Particles (or objects) that have a nonzero rest mass can be at rest and have their rest mass ($m_0$) measured. When in motion, their total mass in motion $m$ is higher than their rest mass by their kinetic energy divide by $c^2$
$$m=m_0+E_k/c^2$$
For a photon, what is zero is the rest mass $m_0$. The total mass in motion of a photon is just
$$m=E_k/c^2$$
where $E_k=\hbar \omega$ is all its energy. And this is how we know it has zero rest mass.
And light, or photon also has momentum. The momentum $p$ of a photon is its total mass in motion multiplied by its velocity, which is $c$
$$p=mc=E_k/c=\hbar \omega/c$$
So you can actually use the momentum of light to push a lightsail in space, for instance. This is direct use of the radiation pressure of light, which is the incoming flux of energy by unit surface divided by $c$. This however, is a very inefficient way to use this energy.
Consider a car at rest on a very flat road. If you have a squirt gun, you can use 10 gallons of gasoline to move the car : fill your squirt gun with gasoline and aim the jet at the car. Over and over and over till the 10 gallons are used. You will probably manage to displace the car by a few centimeters. Use the same amount of gasoline in the engine, you drive many kilometers.
Using the momentum of light on a lightsail may be practical in deep space, not very much on Earth. What you really want to do is turn the energy $\hbar \omega$ of light into heat, or even better, into chemical energy and use it later.
Incidentally the solar light mill, or Crookes radiometer presented by foolishmuse does not really use the momentum of light. If it were the case, it should turn black face forwards, because the dark face absorbs the photons an receive their momentum, but the silver face reflects them and thus receive twice their incoming momentum, since when they are reflected they carry away the same momentum in the opposite direction. That would indeed be the case in perfect vacuum.

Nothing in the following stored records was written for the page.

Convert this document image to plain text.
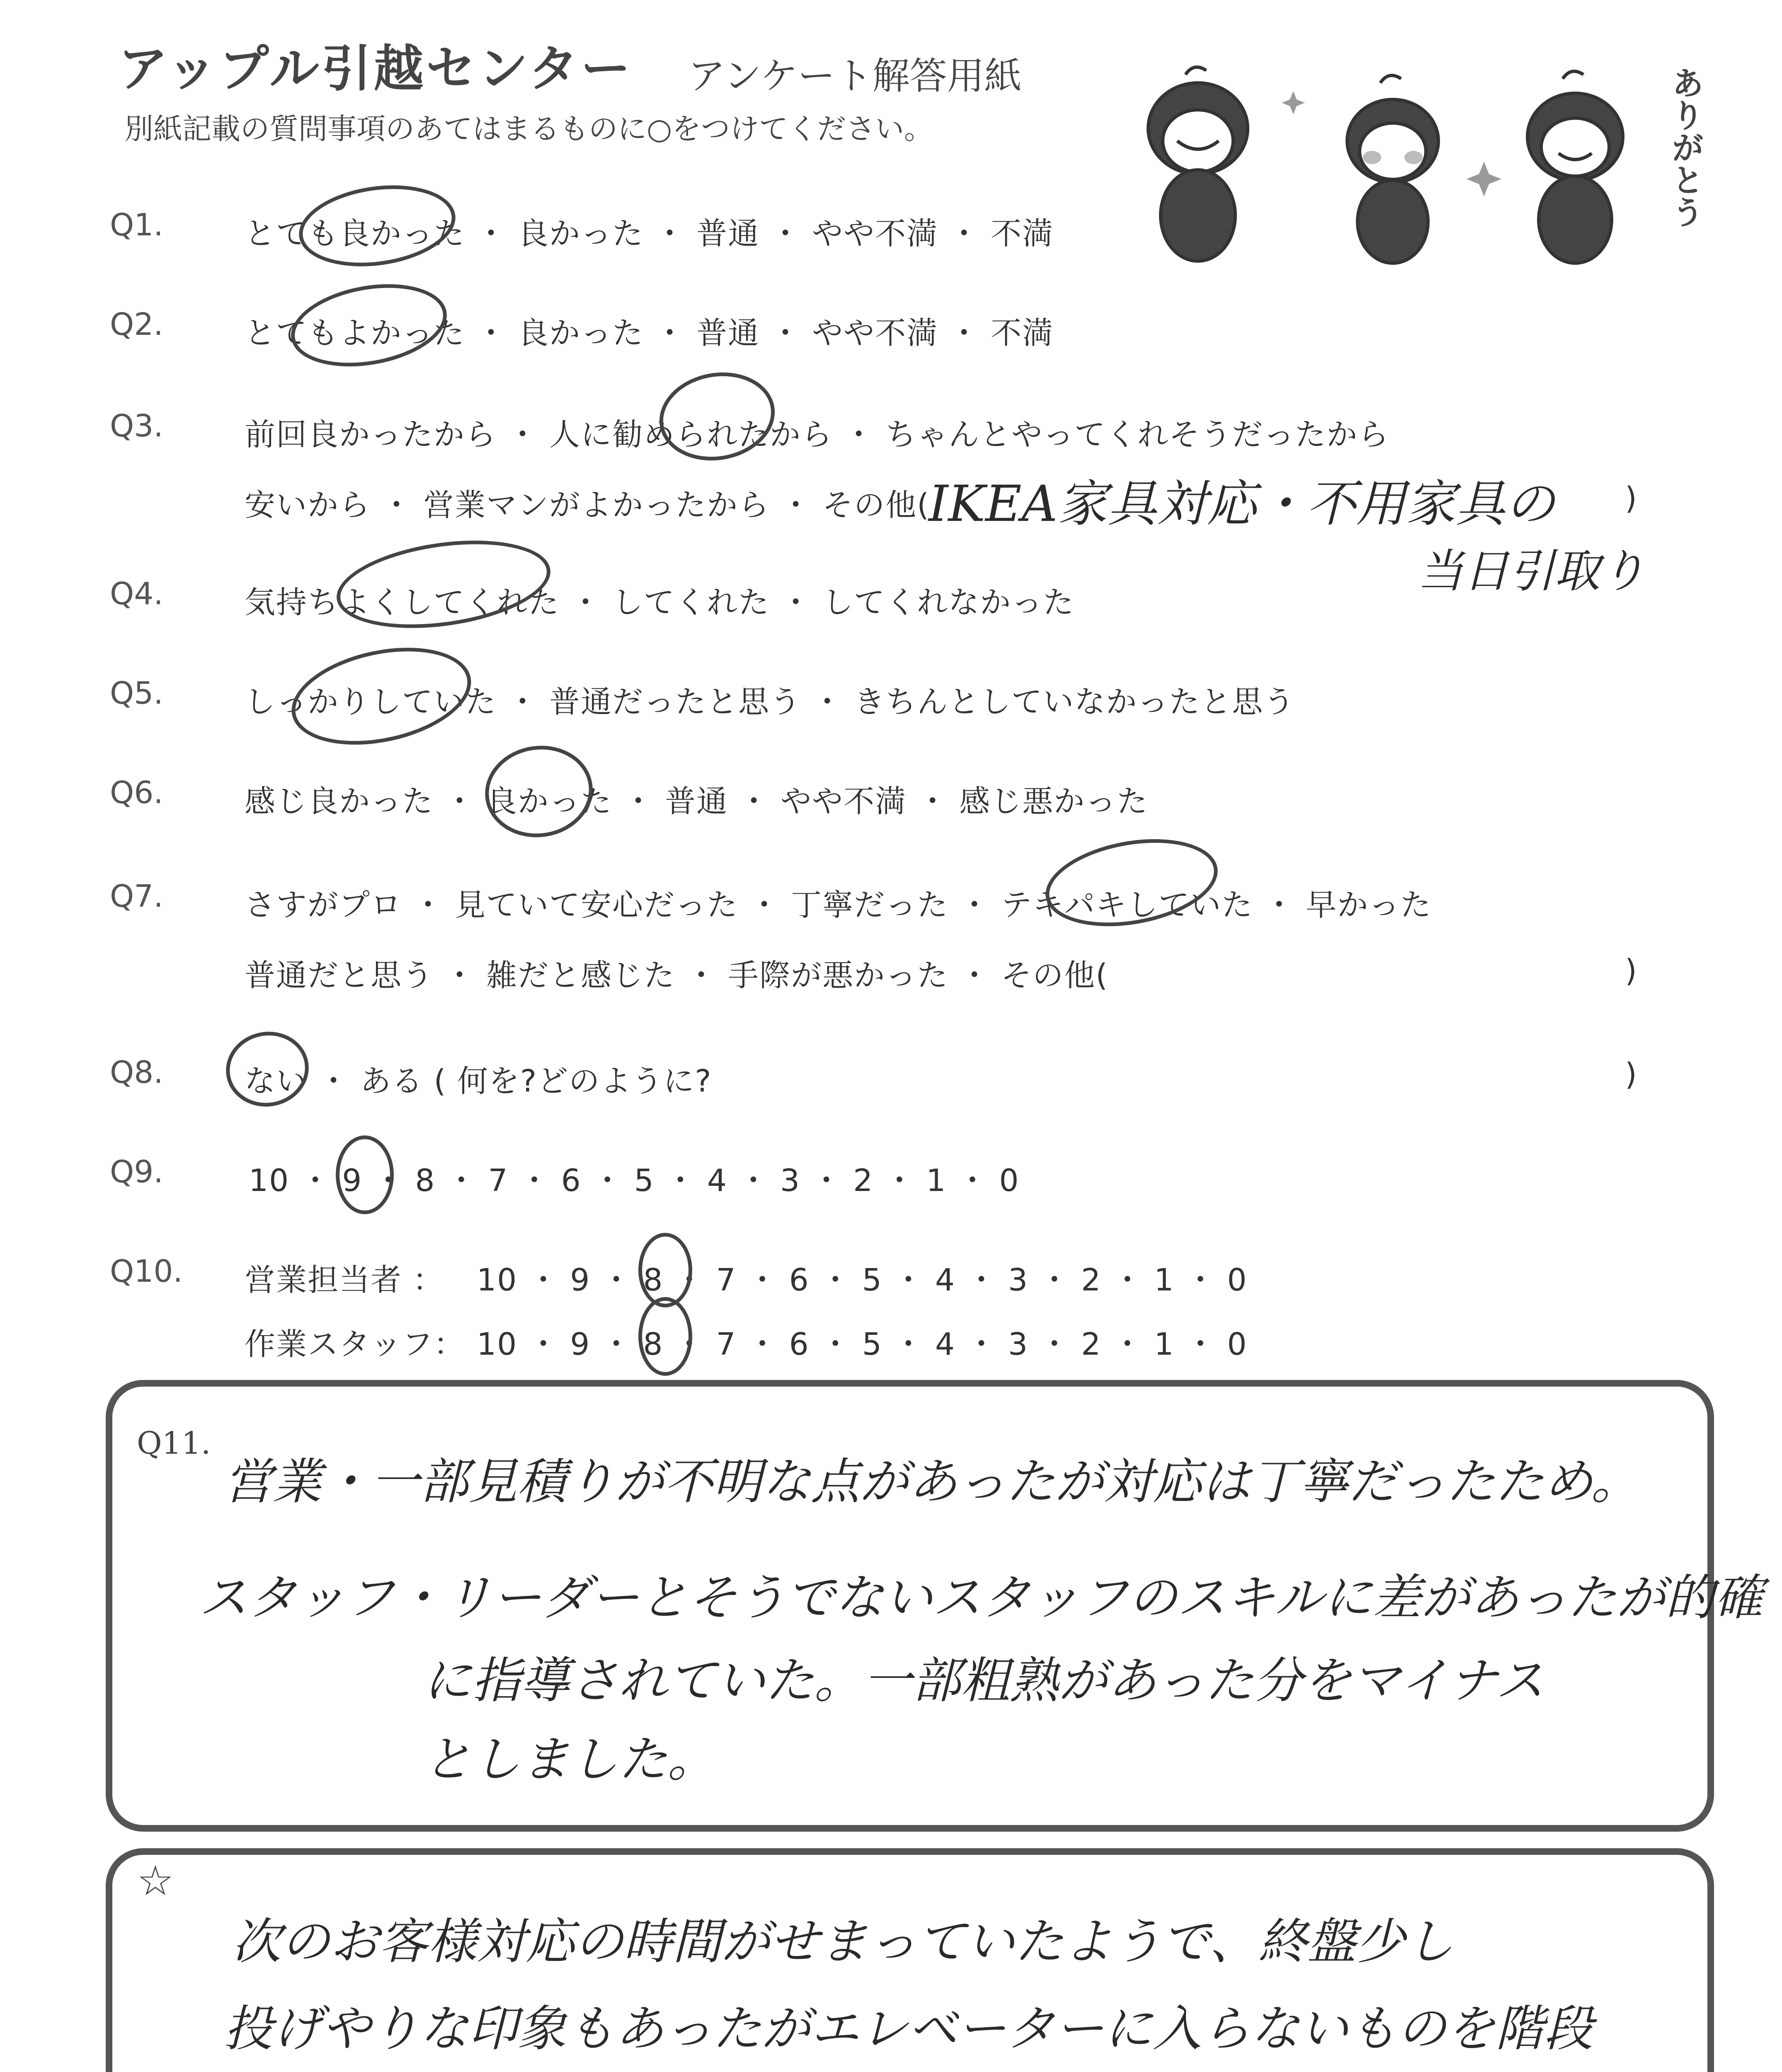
アップル引越センター アンケート解答用紙
別紙記載の質問事項のあてはまるものに○をつけてください。	ありがとう
Q1.	とても良かった ・ 良かった ・ 普通 ・ やや不満 ・ 不満
Q2.	とてもよかった ・ 良かった ・ 普通 ・ やや不満 ・ 不満
Q3.	前回良かったから ・ 人に勧められたから ・ ちゃんとやってくれそうだったから
安いから ・ 営業マンがよかったから ・ その他(
IKEA家具対応・不用家具の )
当日引取り
Q4.	気持ちよくしてくれた ・ してくれた ・ してくれなかった
Q5.	しっかりしていた ・ 普通だったと思う ・ きちんとしていなかったと思う
Q6.	感じ良かった ・ 良かった ・ 普通 ・ やや不満 ・ 感じ悪かった
Q7.	さすがプロ ・ 見ていて安心だった ・ 丁寧だった ・ テキパキしていた ・ 早かった
普通だと思う ・ 雑だと感じた ・ 手際が悪かった ・ その他(	)
Q8.	ない ・ ある ( 何を?どのように?	)
Q9.	10 ・ 9 ・ 8 ・ 7 ・ 6 ・ 5 ・ 4 ・ 3 ・ 2 ・ 1 ・ 0
Q10. 営業担当者 ： 10 ・ 9 ・ 8 ・ 7 ・ 6 ・ 5 ・ 4 ・ 3 ・ 2 ・ 1 ・ 0
作業スタッフ： 10 ・ 9 ・ 8 ・ 7 ・ 6 ・ 5 ・ 4 ・ 3 ・ 2 ・ 1 ・ 0
Q11.
営業・一部見積りが不明な点があったが対応は丁寧だったため。
スタッフ・リーダーとそうでないスタッフのスキルに差があったが的確
に指導されていた。一部粗熟があった分をマイナス
としました。
☆
次のお客様対応の時間がせまっていたようで、終盤少し
投げやりな印象もあったがエレベーターに入らないものを階段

But even though there is a partial vacuum in the glass sphere there is much too much air left to work this way. In fact you can see on the wiki page that it turns silver face in front.
The silver face reflects the light and stays cool. The black face absorbs then and heats up. This heats up the small amount of air in the immediate neighbourhood of the black face. This air expands by heating and pushes the black face away. Hence the rotation silver face in front.

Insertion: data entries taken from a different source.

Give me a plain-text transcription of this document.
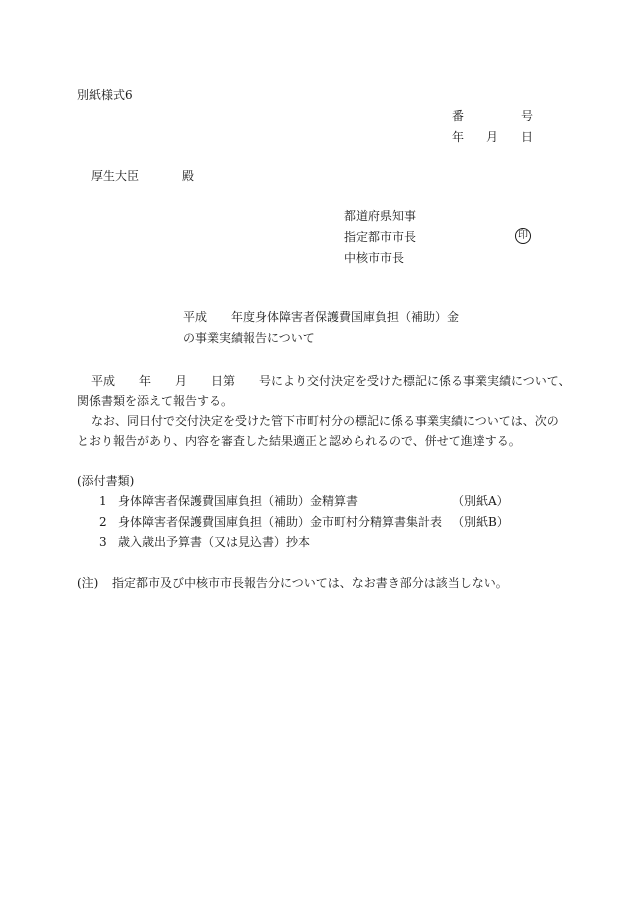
別紙様式6
番	号
年 月 日
厚生大臣	殿
都道府県知事
指定都市市長
中核市市長
印
平成　　年度身体障害者保護費国庫負担（補助）金
の事業実績報告について
平成　　年　　月　　日第　　号により交付決定を受けた標記に係る事業実績について、
関係書類を添えて報告する。
なお、同日付で交付決定を受けた管下市町村分の標記に係る事業実績については、次の
とおり報告があり、内容を審査した結果適正と認められるので、併せて進達する。
(添付書類)
1 身体障害者保護費国庫負担（補助）金精算書	（別紙A）
2 身体障害者保護費国庫負担（補助）金市町村分精算書集計表 （別紙B）
3 歳入歳出予算書（又は見込書）抄本
(注) 指定都市及び中核市市長報告分については、なお書き部分は該当しない。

So even this solar light mill is an application of the heat transported as energy by the light, not its momentum.
But energy, momentum and total mass at rest are all nonzero for photons.
A: Energy means capability to do work. It's very true, both in principle as well as practice. From Einstein equation, we have
$$E^2 =  (mc)^2 + (pc)^2$$
Now, as you want, for a photon, mass should be equated to zero. Let's do it.
$$E^2 = ( pc)^2$$
Hence, the work is provided by the momentum .
A: Let us consider a charged rod. If said rod moves at speed 0.86 c, it length-contracts to half of its rest-length, Which doubles the energy of its electric field.
Now the rod may move past a resistor uncharging through said resistor, in which case the resistor heats up gaining heat energy E.
Or the rod may uncharge through a resistor that is moving with the rod, in which case the resistor heats up gaining heat energy E/2. The heat energy is moving at speed 0.86c so it has kinetic energy E/2.
What we have learned from this thought experiment is that a moving electric field has kinetic energy and field energy, and said kinetic energy and said field energy are not separate things.
Now as we may perhaps understand light as bunch of moving electric fields, we can understand that those moving electric fields can do work the same way as electric fields do work: by accelerating electrons.
Or those moving electric fields can do work the same way as moving things do work: by colliding with a piston for example.